All three acknowledge that while their customers are generally not, as Bailey puts it, “in the ‘heat or eat’ part of the market”, they are nevertheless looking to cut costs.

People walking past an Ocado delivery van
Waitrose supplied Ocado with branded groceries since its early days, but in the midst of the pandemic M&S took over that role, taking its food online for the first time in the process. © Mike Kemp/In Pictures via Getty Images

One bright spot is that supermarkets are benefiting from people eating out less, with Murray citing increased sales of fresh fish and fillet steaks.

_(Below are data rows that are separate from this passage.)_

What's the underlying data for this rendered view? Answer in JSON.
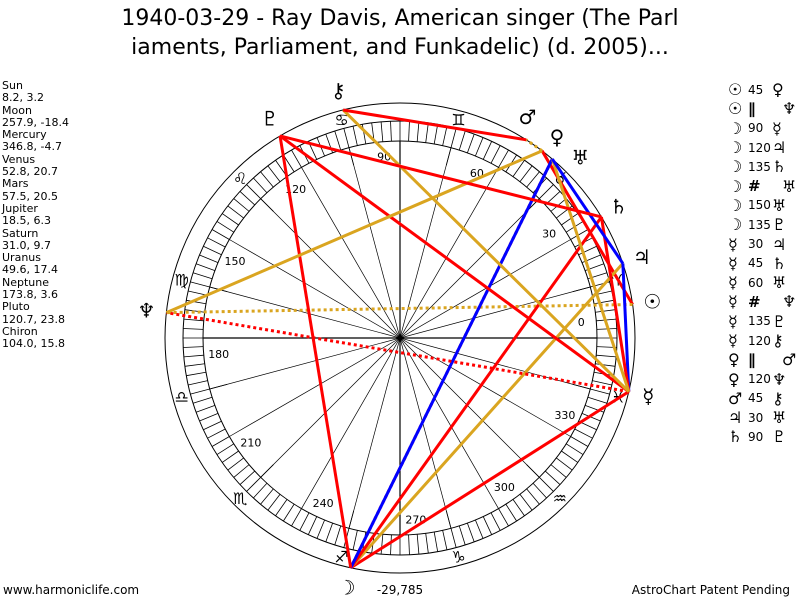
{
  "title": {
    "line1": "1940-03-29 - Ray Davis, American singer (The Parl",
    "line2": "iaments, Parliament, and Funkadelic) (d. 2005)..."
  },
  "planets": [
    {
      "name": "Sun",
      "glyph": "☉",
      "coords": "8.2, 3.2",
      "lon": 8.2
    },
    {
      "name": "Moon",
      "glyph": "☽",
      "coords": "257.9, -18.4",
      "lon": 257.9
    },
    {
      "name": "Mercury",
      "glyph": "☿",
      "coords": "346.8, -4.7",
      "lon": 346.8
    },
    {
      "name": "Venus",
      "glyph": "♀",
      "coords": "52.8, 20.7",
      "lon": 52.8
    },
    {
      "name": "Mars",
      "glyph": "♂",
      "coords": "57.5, 20.5",
      "lon": 57.5
    },
    {
      "name": "Jupiter",
      "glyph": "♃",
      "coords": "18.5, 6.3",
      "lon": 18.5
    },
    {
      "name": "Saturn",
      "glyph": "♄",
      "coords": "31.0, 9.7",
      "lon": 31.0
    },
    {
      "name": "Uranus",
      "glyph": "♅",
      "coords": "49.6, 17.4",
      "lon": 49.6
    },
    {
      "name": "Neptune",
      "glyph": "♆",
      "coords": "173.8, 3.6",
      "lon": 173.8
    },
    {
      "name": "Pluto",
      "glyph": "♇",
      "coords": "120.7, 23.8",
      "lon": 120.7
    },
    {
      "name": "Chiron",
      "glyph": "⚷",
      "coords": "104.0, 15.8",
      "lon": 104.0
    }
  ],
  "aspects": [
    {
      "p1": 0,
      "p2": 3,
      "label": "45"
    },
    {
      "p1": 0,
      "p2": 8,
      "label": "||"
    },
    {
      "p1": 1,
      "p2": 2,
      "label": "90"
    },
    {
      "p1": 1,
      "p2": 5,
      "label": "120"
    },
    {
      "p1": 1,
      "p2": 6,
      "label": "135"
    },
    {
      "p1": 1,
      "p2": 7,
      "label": "#"
    },
    {
      "p1": 1,
      "p2": 7,
      "label": "150"
    },
    {
      "p1": 1,
      "p2": 9,
      "label": "135"
    },
    {
      "p1": 2,
      "p2": 5,
      "label": "30"
    },
    {
      "p1": 2,
      "p2": 6,
      "label": "45"
    },
    {
      "p1": 2,
      "p2": 7,
      "label": "60"
    },
    {
      "p1": 2,
      "p2": 8,
      "label": "#"
    },
    {
      "p1": 2,
      "p2": 9,
      "label": "135"
    },
    {
      "p1": 2,
      "p2": 10,
      "label": "120"
    },
    {
      "p1": 3,
      "p2": 4,
      "label": "||"
    },
    {
      "p1": 3,
      "p2": 8,
      "label": "120"
    },
    {
      "p1": 4,
      "p2": 10,
      "label": "45"
    },
    {
      "p1": 5,
      "p2": 7,
      "label": "30"
    },
    {
      "p1": 6,
      "p2": 9,
      "label": "90"
    }
  ],
  "signs": [
    "♈",
    "♉",
    "♊",
    "♋",
    "♌",
    "♍",
    "♎",
    "♏",
    "♐",
    "♑",
    "♒",
    "♓"
  ],
  "degree_labels": [
    "0",
    "30",
    "60",
    "90",
    "120",
    "150",
    "180",
    "210",
    "240",
    "270",
    "300",
    "330"
  ],
  "colors": {
    "hard": "#ff0000",
    "soft": "#daa520",
    "minor": "#0000ff"
  },
  "footer": {
    "left": "www.harmoniclife.com",
    "center": "-29,785",
    "right": "AstroChart Patent Pending"
  }
}
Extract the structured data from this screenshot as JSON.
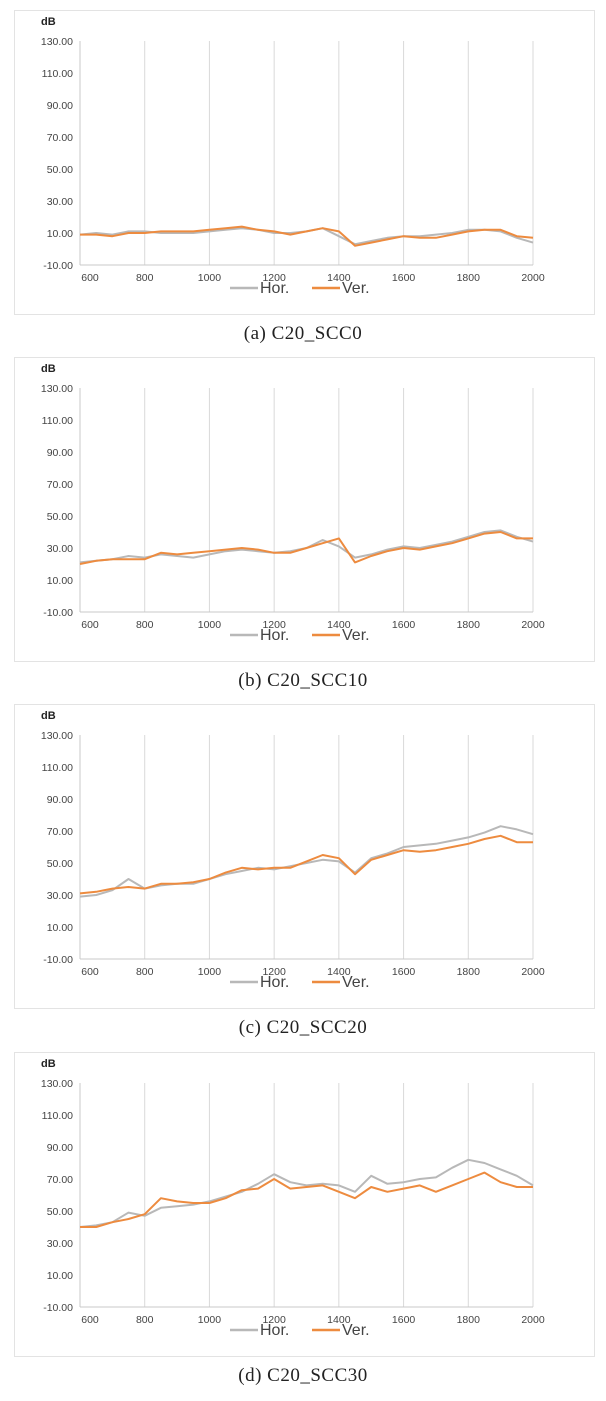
{
  "legend_labels": [
    "Hor.",
    "Ver."
  ],
  "colors": {
    "hor": "#b8b8b8",
    "ver": "#ed8b3f",
    "grid": "#d9d9d9"
  },
  "chart_data": [
    {
      "type": "line",
      "caption": "(a) C20_SCC0",
      "ylabel": "dB",
      "xlim": [
        600,
        2000
      ],
      "ylim": [
        -10,
        130
      ],
      "x_ticks": [
        "600",
        "800",
        "1000",
        "1200",
        "1400",
        "1600",
        "1800",
        "2000"
      ],
      "y_ticks": [
        "-10.00",
        "10.00",
        "30.00",
        "50.00",
        "70.00",
        "90.00",
        "110.00",
        "130.00"
      ],
      "grid": true,
      "legend": "bottom",
      "x": [
        600,
        650,
        700,
        750,
        800,
        850,
        900,
        950,
        1000,
        1050,
        1100,
        1150,
        1200,
        1250,
        1300,
        1350,
        1400,
        1450,
        1500,
        1550,
        1600,
        1650,
        1700,
        1750,
        1800,
        1850,
        1900,
        1950,
        2000
      ],
      "series": [
        {
          "name": "Hor.",
          "values": [
            9,
            10,
            9,
            11,
            11,
            10,
            10,
            10,
            11,
            12,
            13,
            12,
            10,
            10,
            11,
            13,
            8,
            3,
            5,
            7,
            8,
            8,
            9,
            10,
            12,
            12,
            11,
            7,
            4
          ]
        },
        {
          "name": "Ver.",
          "values": [
            9,
            9,
            8,
            10,
            10,
            11,
            11,
            11,
            12,
            13,
            14,
            12,
            11,
            9,
            11,
            13,
            11,
            2,
            4,
            6,
            8,
            7,
            7,
            9,
            11,
            12,
            12,
            8,
            7
          ]
        }
      ]
    },
    {
      "type": "line",
      "caption": "(b) C20_SCC10",
      "ylabel": "dB",
      "xlim": [
        600,
        2000
      ],
      "ylim": [
        -10,
        130
      ],
      "x_ticks": [
        "600",
        "800",
        "1000",
        "1200",
        "1400",
        "1600",
        "1800",
        "2000"
      ],
      "y_ticks": [
        "-10.00",
        "10.00",
        "30.00",
        "50.00",
        "70.00",
        "90.00",
        "110.00",
        "130.00"
      ],
      "grid": true,
      "legend": "bottom",
      "x": [
        600,
        650,
        700,
        750,
        800,
        850,
        900,
        950,
        1000,
        1050,
        1100,
        1150,
        1200,
        1250,
        1300,
        1350,
        1400,
        1450,
        1500,
        1550,
        1600,
        1650,
        1700,
        1750,
        1800,
        1850,
        1900,
        1950,
        2000
      ],
      "series": [
        {
          "name": "Hor.",
          "values": [
            21,
            22,
            23,
            25,
            24,
            26,
            25,
            24,
            26,
            28,
            29,
            28,
            27,
            28,
            30,
            35,
            31,
            24,
            26,
            29,
            31,
            30,
            32,
            34,
            37,
            40,
            41,
            37,
            34
          ]
        },
        {
          "name": "Ver.",
          "values": [
            20,
            22,
            23,
            23,
            23,
            27,
            26,
            27,
            28,
            29,
            30,
            29,
            27,
            27,
            30,
            33,
            36,
            21,
            25,
            28,
            30,
            29,
            31,
            33,
            36,
            39,
            40,
            36,
            36
          ]
        }
      ]
    },
    {
      "type": "line",
      "caption": "(c) C20_SCC20",
      "ylabel": "dB",
      "xlim": [
        600,
        2000
      ],
      "ylim": [
        -10,
        130
      ],
      "x_ticks": [
        "600",
        "800",
        "1000",
        "1200",
        "1400",
        "1600",
        "1800",
        "2000"
      ],
      "y_ticks": [
        "-10.00",
        "10.00",
        "30.00",
        "50.00",
        "70.00",
        "90.00",
        "110.00",
        "130.00"
      ],
      "grid": true,
      "legend": "bottom",
      "x": [
        600,
        650,
        700,
        750,
        800,
        850,
        900,
        950,
        1000,
        1050,
        1100,
        1150,
        1200,
        1250,
        1300,
        1350,
        1400,
        1450,
        1500,
        1550,
        1600,
        1650,
        1700,
        1750,
        1800,
        1850,
        1900,
        1950,
        2000
      ],
      "series": [
        {
          "name": "Hor.",
          "values": [
            29,
            30,
            33,
            40,
            34,
            36,
            37,
            37,
            40,
            43,
            45,
            47,
            46,
            48,
            50,
            52,
            51,
            44,
            53,
            56,
            60,
            61,
            62,
            64,
            66,
            69,
            73,
            71,
            68
          ]
        },
        {
          "name": "Ver.",
          "values": [
            31,
            32,
            34,
            35,
            34,
            37,
            37,
            38,
            40,
            44,
            47,
            46,
            47,
            47,
            51,
            55,
            53,
            43,
            52,
            55,
            58,
            57,
            58,
            60,
            62,
            65,
            67,
            63,
            63
          ]
        }
      ]
    },
    {
      "type": "line",
      "caption": "(d) C20_SCC30",
      "ylabel": "dB",
      "xlim": [
        600,
        2000
      ],
      "ylim": [
        -10,
        130
      ],
      "x_ticks": [
        "600",
        "800",
        "1000",
        "1200",
        "1400",
        "1600",
        "1800",
        "2000"
      ],
      "y_ticks": [
        "-10.00",
        "10.00",
        "30.00",
        "50.00",
        "70.00",
        "90.00",
        "110.00",
        "130.00"
      ],
      "grid": true,
      "legend": "bottom",
      "x": [
        600,
        650,
        700,
        750,
        800,
        850,
        900,
        950,
        1000,
        1050,
        1100,
        1150,
        1200,
        1250,
        1300,
        1350,
        1400,
        1450,
        1500,
        1550,
        1600,
        1650,
        1700,
        1750,
        1800,
        1850,
        1900,
        1950,
        2000
      ],
      "series": [
        {
          "name": "Hor.",
          "values": [
            40,
            41,
            43,
            49,
            47,
            52,
            53,
            54,
            56,
            59,
            62,
            67,
            73,
            68,
            66,
            67,
            66,
            62,
            72,
            67,
            68,
            70,
            71,
            77,
            82,
            80,
            76,
            72,
            66
          ]
        },
        {
          "name": "Ver.",
          "values": [
            40,
            40,
            43,
            45,
            48,
            58,
            56,
            55,
            55,
            58,
            63,
            64,
            70,
            64,
            65,
            66,
            62,
            58,
            65,
            62,
            64,
            66,
            62,
            66,
            70,
            74,
            68,
            65,
            65
          ]
        }
      ]
    }
  ]
}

And for all M&S’s current momentum, it has limitations of its own. It remains overwhelmingly an own-label retailer, which gives it a high degree of control over its products but a range that is significantly narrower than that of Waitrose and other supermarket chains.

Machin has no plans to change that, saying “there will not come a time when we run big 60,000 square foot supermarkets with all the brands”.

He adds that customers that want to combine M&S products with other branded goods can do so at Ocado.

The M&S store estate also includes hundreds of smaller Simply Food outlets, which do not carry its full range, while many of its larger stores are still in town centre spots that can be harder to get to by car.

Waitrose is also now working much more closely with John Lewis department stores in areas such as customer loyalty and shared product ranges, while the wider partnership is diversifying its sources of revenue in order to strengthen its finances.

All of which suggests the battle for Britain’s wealthier shoppers has a long way to run.